Capacitance of each side: $C_0 = \frac{\epsilon_0 A}{d}$.
Equivalent Capacitance: $C_{eq} = C_0 + C_0 = \frac{2\epsilon_0 A}{d}$.
Initial Stored Energy:
$$ U_i = \frac{Q^2}{2 C_{eq}} = \frac{Q^2 d}{4 \epsilon_0 A} $$
2. The Shift Process (Work Done):
The middle plate is shifted “quickly” by a distance $d/2$ towards one of the outer plates.
- Charge Distribution: Because the shift is quick and the resistance $R$ is high, charge cannot redistribute between the outer plates during the movement. The charges on the inner faces of the outer plates remain $-Q/2$ each during the shift.
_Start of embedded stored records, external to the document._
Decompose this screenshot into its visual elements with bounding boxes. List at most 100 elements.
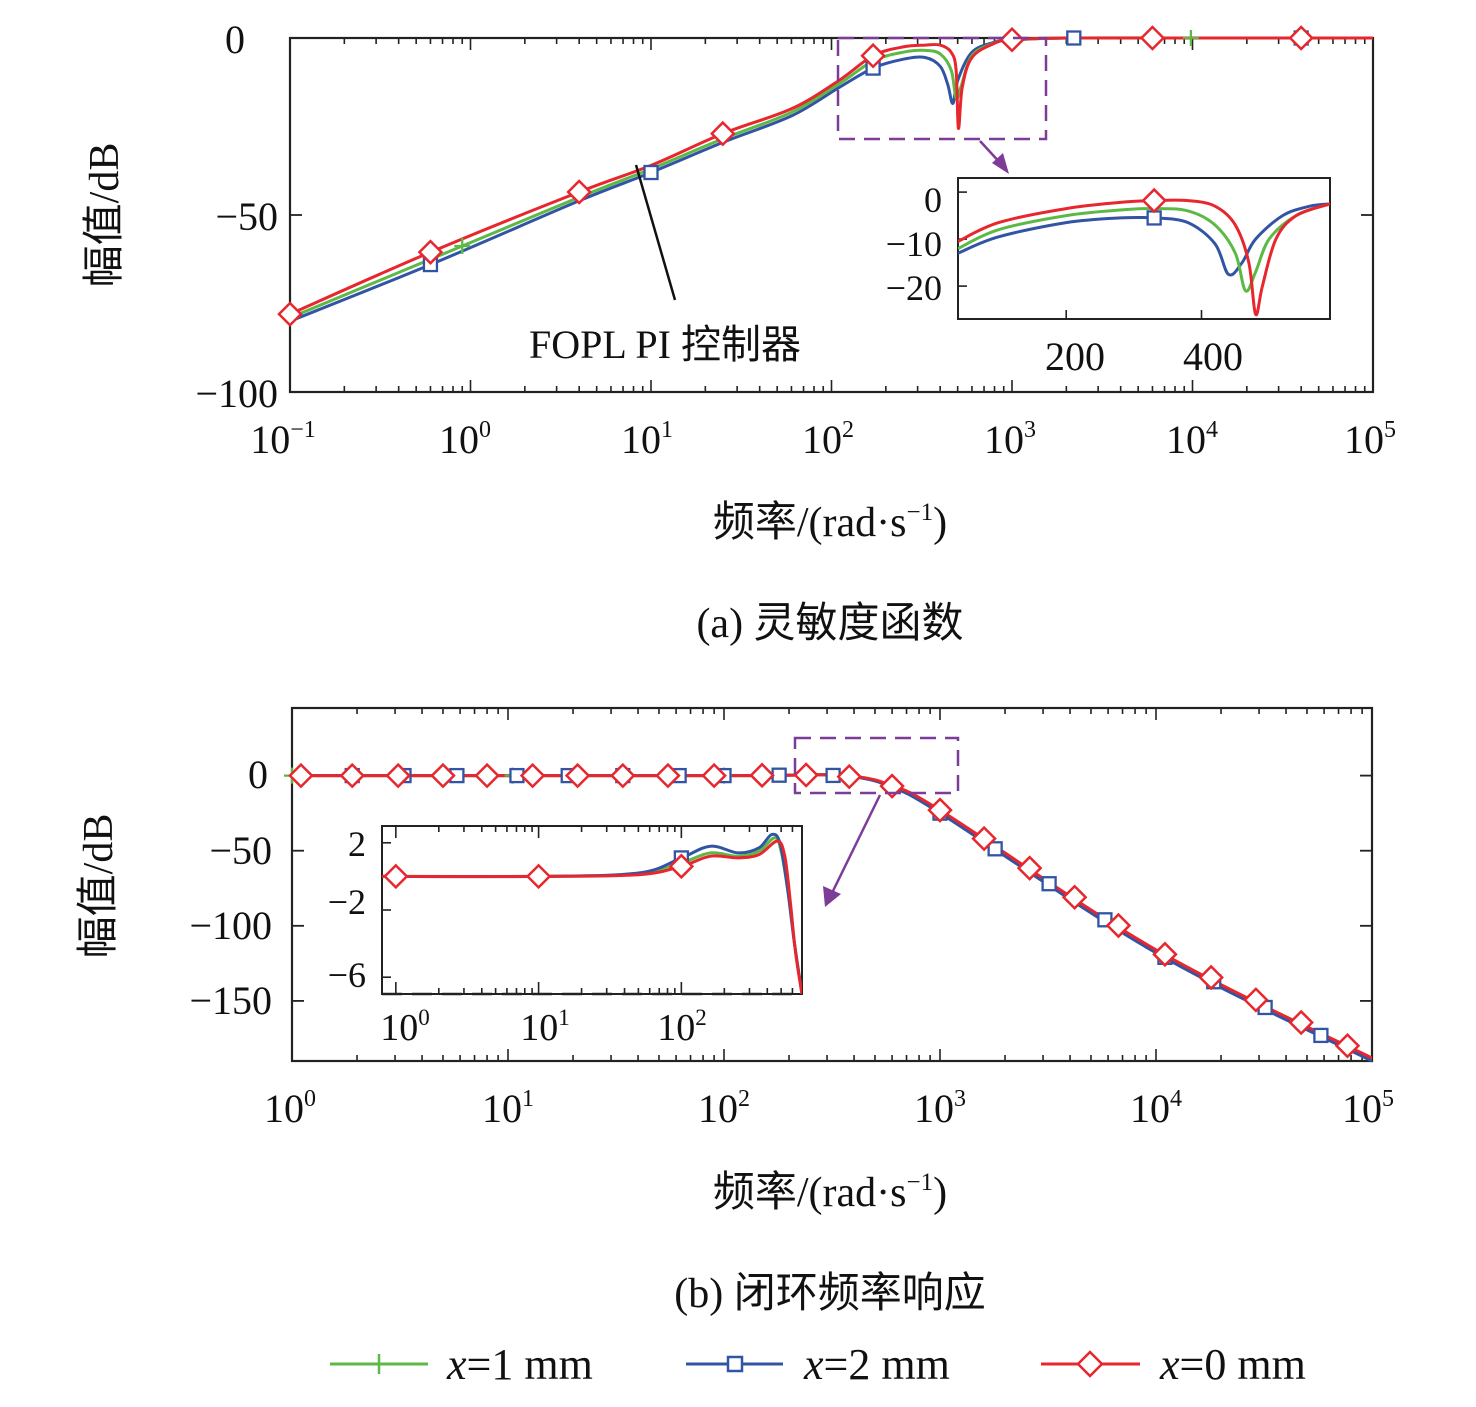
- b-marker-x-0-mm-15: [971, 825, 997, 852]
- a-xlabel-sup: −1: [907, 499, 934, 526]
- a-xtick-4: 103: [984, 417, 1036, 462]
- b-marker-x-2-mm-12: [1041, 876, 1057, 892]
- b-xtick-1-exp: 1: [522, 1086, 534, 1112]
- b-zoom-arrow: [830, 794, 882, 894]
- b-inset-marker-x-0-mm-3: [668, 853, 695, 880]
- a-inset: 0 −10 −20 200 400: [886, 177, 1331, 379]
- b-marker-x-0-mm-17: [1061, 884, 1088, 910]
- b-inset-xtick-1-base: 10: [520, 1007, 558, 1049]
- b-inset-ytick-0: 2: [348, 824, 366, 864]
- a-marker-x-0-mm-3: [710, 120, 736, 147]
- legend-item-x0: x=0 mm: [1041, 1340, 1306, 1389]
- a-marker-x-2-mm-3: [1066, 30, 1082, 46]
- b-ytick-0: 0: [248, 752, 268, 797]
- b-marker-x-0-mm-18: [1105, 912, 1132, 939]
- b-marker-x-0-mm-5: [519, 762, 546, 789]
- b-xtick-4-base: 10: [1130, 1086, 1170, 1131]
- legend-item-x2: x=2 mm: [686, 1340, 950, 1389]
- a-xtick-2-base: 10: [621, 417, 661, 462]
- a-inset-xtick-1: 400: [1183, 334, 1243, 379]
- a-xtick-2-exp: 1: [661, 417, 673, 443]
- a-xtick-6: 105: [1344, 417, 1396, 462]
- a-marker-x-0-mm-0: [277, 301, 303, 327]
- a-xtick-1-base: 10: [439, 417, 479, 462]
- b-marker-x-0-mm-2: [385, 762, 411, 789]
- legend-var-x1: x: [446, 1340, 467, 1389]
- a-annotation-text: FOPL PI 控制器: [529, 322, 801, 367]
- b-title: (b) 闭环频率响应: [674, 1270, 985, 1317]
- b-zoom-box: [793, 736, 960, 795]
- b-xlabel-sup: −1: [907, 1169, 934, 1196]
- b-marker-x-0-mm-10: [749, 762, 775, 789]
- legend-label-x2: x=2 mm: [803, 1340, 950, 1389]
- b-xtick-5-exp: 5: [1382, 1086, 1394, 1112]
- b-marker-x-0-mm-22: [1288, 1009, 1314, 1036]
- a-inset-ytick-0: 0: [924, 180, 942, 220]
- b-marker-x-0-mm-14: [927, 797, 953, 823]
- b-marker-x-0-mm-21: [1243, 987, 1269, 1013]
- a-inset-marker-x-2-mm-0: [1146, 210, 1162, 226]
- a-marker-x-0-mm-2: [566, 179, 592, 205]
- legend-label-x0: x=0 mm: [1159, 1340, 1306, 1389]
- a-xlabel-main: 频率/(rad·s: [713, 499, 907, 546]
- a-xtick-3: 102: [802, 417, 854, 462]
- b-xtick-5: 105: [1342, 1086, 1394, 1131]
- a-xtick-0-base: 10: [250, 417, 290, 462]
- b-xtick-2-exp: 2: [738, 1086, 750, 1112]
- a-xtick-labels: 10−1 100 101 102 103 104 105: [250, 417, 1396, 462]
- a-xtick-5: 104: [1166, 417, 1218, 462]
- b-xtick-1-base: 10: [482, 1086, 522, 1131]
- legend-item-x1: x=1 mm: [330, 1340, 593, 1389]
- a-zoom-arrow-head: [992, 153, 1009, 174]
- legend-text-x0: =0 mm: [1180, 1340, 1306, 1389]
- b-xlabel: 频率/(rad·s−1): [713, 1169, 947, 1216]
- a-xtick-6-exp: 5: [1384, 417, 1396, 443]
- b-marker-x-0-mm-13: [879, 773, 905, 799]
- b-inset-xtick-1: 101: [520, 1005, 570, 1049]
- b-xtick-1: 101: [482, 1086, 534, 1131]
- b-series-line-x-0-mm: [292, 773, 1372, 1060]
- a-annotation-leader: [634, 164, 677, 301]
- b-marker-x-2-mm-13: [1097, 912, 1113, 928]
- a-xtick-3-exp: 2: [842, 417, 854, 443]
- b-inset-ytick-1: −2: [328, 882, 366, 922]
- a-zoom-box: [836, 36, 1048, 141]
- legend: x=1 mm x=2 mm x=0 mm: [330, 1340, 1306, 1389]
- b-xtick-5-base: 10: [1342, 1086, 1382, 1131]
- b-marker-x-0-mm-6: [564, 762, 591, 789]
- b-marker-x-0-mm-9: [701, 762, 727, 789]
- a-xtick-6-base: 10: [1344, 417, 1384, 462]
- a-marker-x-0-mm-7: [1288, 25, 1314, 51]
- legend-text-x2: =2 mm: [824, 1340, 950, 1389]
- a-marker-x-0-mm-6: [1139, 25, 1166, 51]
- a-ytick-2: −100: [195, 371, 278, 416]
- panel-b-ticks: [291, 708, 1373, 1061]
- b-marker-x-0-mm-0: [288, 762, 314, 789]
- b-marker-x-0-mm-19: [1152, 941, 1178, 968]
- a-xtick-4-base: 10: [984, 417, 1024, 462]
- a-inset-xtick-0: 200: [1045, 334, 1105, 379]
- b-xtick-3-exp: 3: [954, 1086, 966, 1112]
- panel-a-markers: [277, 25, 1314, 327]
- b-marker-x-0-mm-7: [610, 762, 636, 789]
- b-inset-markers: [383, 850, 695, 890]
- a-ytick-0: 0: [225, 17, 245, 62]
- a-xtick-0-exp: −1: [290, 417, 316, 443]
- b-marker-x-0-mm-4: [474, 762, 500, 789]
- b-marker-x-0-mm-23: [1334, 1032, 1361, 1059]
- a-xlabel: 频率/(rad·s−1): [713, 499, 947, 546]
- a-inset-ytick-2: −20: [886, 268, 942, 308]
- b-inset-xtick-2-exp: 2: [695, 1005, 707, 1030]
- a-inset-series-line-x-1-mm: [958, 202, 1330, 293]
- b-marker-x-2-mm-11: [987, 841, 1003, 857]
- a-marker-x-0-mm-4: [860, 42, 886, 69]
- legend-label-x1: x=1 mm: [446, 1340, 593, 1389]
- b-inset-ytick-2: −6: [328, 955, 366, 995]
- a-xtick-3-base: 10: [802, 417, 842, 462]
- b-zoom-arrow-head: [823, 886, 841, 907]
- panel-b: 0 −50 −100 −150 100 101 102 103 104 105 …: [76, 706, 1394, 1317]
- a-xtick-5-base: 10: [1166, 417, 1206, 462]
- a-inset-marker-x-0-mm-1: [1141, 187, 1167, 214]
- a-ytick-1: −50: [215, 194, 278, 239]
- Electric Field: With equal and opposite charge densities on both sides of the middle plate, the electric fields in the top and bottom gaps are equal in magnitude and opposite in direction.
- Net Force: The net electrostatic force on the middle plate is zero. Therefore, the external work done to shift the plate is zero. The system’s potential energy remains $U_i$ immediately after the shift.
3. Final State (After Redistribution):
After the shift, charge flows through resistor $R$ until potentials equalize. We now have two capacitors with different separations $d_1 = d – d/2 = d/2$ and $d_2 = d + d/2 = 3d/2$.
New Capacitances:
$$ C_1 = \frac{\epsilon_0 A}{d/2} = \frac{2\epsilon_0 A}{d}, \quad C_2 = \frac{\epsilon_0 A}{3d/2} = \frac{2\epsilon_0 A}{3d} $$
New Equivalent Capacitance (Parallel):
$$ C’_{eq} = C_1 + C_2 = \frac{2\epsilon_0 A}{d} \left( 1 + \frac{1}{3} \right) = \frac{8\epsilon_0 A}{3d} $$
Final Stored Energy:
$$ U_f = \frac{Q^2}{2 C’_{eq}} = \frac{Q^2}{2} \cdot \frac{3d}{8\epsilon_0 A} = \frac{3 Q^2 d}{16 \epsilon_0 A} $$
4. Heat Dissipated:
The heat dissipated in the resistor is the loss in the system’s potential energy.
$$ H = U_i – U_f $$
$$ H = \frac{Q^2 d}{4 \epsilon_0 A} – \frac{3 Q^2 d}{16 \epsilon_0 A} $$
$$ H = \frac{4 Q^2 d}{16 \epsilon_0 A} – \frac{3 Q^2 d}{16 \epsilon_0 A} = \frac{Q^2 d}{16 \epsilon_0 A} $$